Взмыла над нейтральной полосой ракета, повисла на парашютике. Прекратив работать, бойцы вместе с комиссаром смотрели на этот белесый, дрожащий свет, опускавшийся все ниже и ниже. Лица в этом свете казались бледными, высеченными из холодного белого камня. Застрочил немецкий пулемет, и пули свистнули над головой, чмокнули в сырой бруствер.
Борисов пригнулся:
— Наши головы нам еще пригодятся… А насчет Москвы, товарищ Воеводкин, — Москву мы не сдадим. Не сдадим! Момент внезапности иссяк. Вот сколько нас здесь, на этом рубеже? А враг не может нас даже с места сдвинуть, хотя имеет десятикратное превосходство. И с каждым новым шагом он будет встречать все более упорное…
Табаков тихо ушел дальше.
Начинало светать. К травам и кустам — не прикоснись: обожжет холодной росой. Такие росные травы они с Вовкой совсем-совсем недавно косили. По такой росной траве шел он с Костей и Стахеем Силычем на рыбалку. Стиснула боль сердце, дыхание перешибла. Табаков привалился на минутку к стене окопа. И услышал далекий гул, плечом ощутил чуть уловимое подрагивание земли. Там, на востоке, началось, продолжается! В двадцати или тридцати километрах отсюда остатки армии идут на прорыв! Удастся ли пробиться? А здесь… Здесь пока тихо. Тишина опустилась, как знамя над братской могилой, строгая и печальная. Что она несет?
Он пошел на свой наблюдательный пункт. Его оборудовали у кромки леса на небольшом, скрытом редким кустарником возвышении. Блиндаж невелик, но зато накрыт тремя накатами бревен. Скорее дзот с узкой амбразурой, чем наблюдательный пункт.
Внутри дежурили возле аппаратов телефонисты. В углу на аккумуляторных банках стояла рация с танка, от нее к двери тянулся провод антенны. При свете свечного огарка адъютант Курков прилаживал возле амбразуры треногу рогатой стереотрубы.
— Уберите, — сказал Табаков, — только мешать будет. Здесь и с биноклем все увидишь.
Припав к амбразуре, проверил сектор обзора. Остался доволен. Поводя биноклем, отметил, что за ночь немцы уволокли два подбитых танка. А третий, целенький, стоял теперь в кустах позади табаковского наблюдательного пункта. Вот психует, наверное, тот Вилли Штамм!
Табаков приказал проредить кусты, чтобы лучше была видна своя линия обороны, и вышел наружу. Опустился на решетчатый ящик из-под телефонной катушки. Благодать-то какая, воздух какой! Сидеть бы сейчас с удочками на берегу. Или идти с звонкой косой на плече. И чтобы Вовка в своей буденовке сзади посапывал, стараясь не отстать от армейского шага отца… Эге, это кто же так сладко храпит? Прямо-таки ревет, как аэроплан на взлете. Кто-то возле трофейного танка расстарывается. И оттуда же — смеющийся баритон Воскобойникова:
— В гору везет Дорошенко! Разбужу, чтоб на бок лег…

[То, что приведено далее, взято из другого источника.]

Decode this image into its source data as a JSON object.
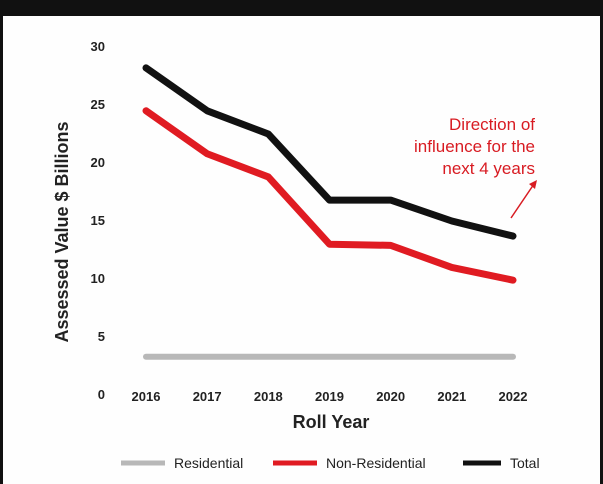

— Не надо. — Ну конечно же Леся у плеча танкиста пригрелась! Сочувствует спящему: — Смотри, он так дергается во сне…
— Как противотанковое ружье при выстреле.
Леся заливисто смеется, и Табаков улыбчиво думает: «Когда на земле мир, беспокойно спят лишь старики и влюбленные. Во время войны влюбленные, похоже, совсем не спят».
Шуганул по кустам рассветный ветер, кого-то там ища, не нашел — утих. Заговорили, зашептались смолкшие было парень с девушкой.
— У нас помер Панькин… Ой же ж мучился, бедный, ой же ж кричав… Говорят, до армии был артистом.
— Знал я его. Еще по Уральску. Хороший кавалерист был…
«В Уральске служил? Вон как… Уйти, что ли? А то вроде как подслушиваю». И не хотелось вставать, идти в мрачный сырой блиндаж.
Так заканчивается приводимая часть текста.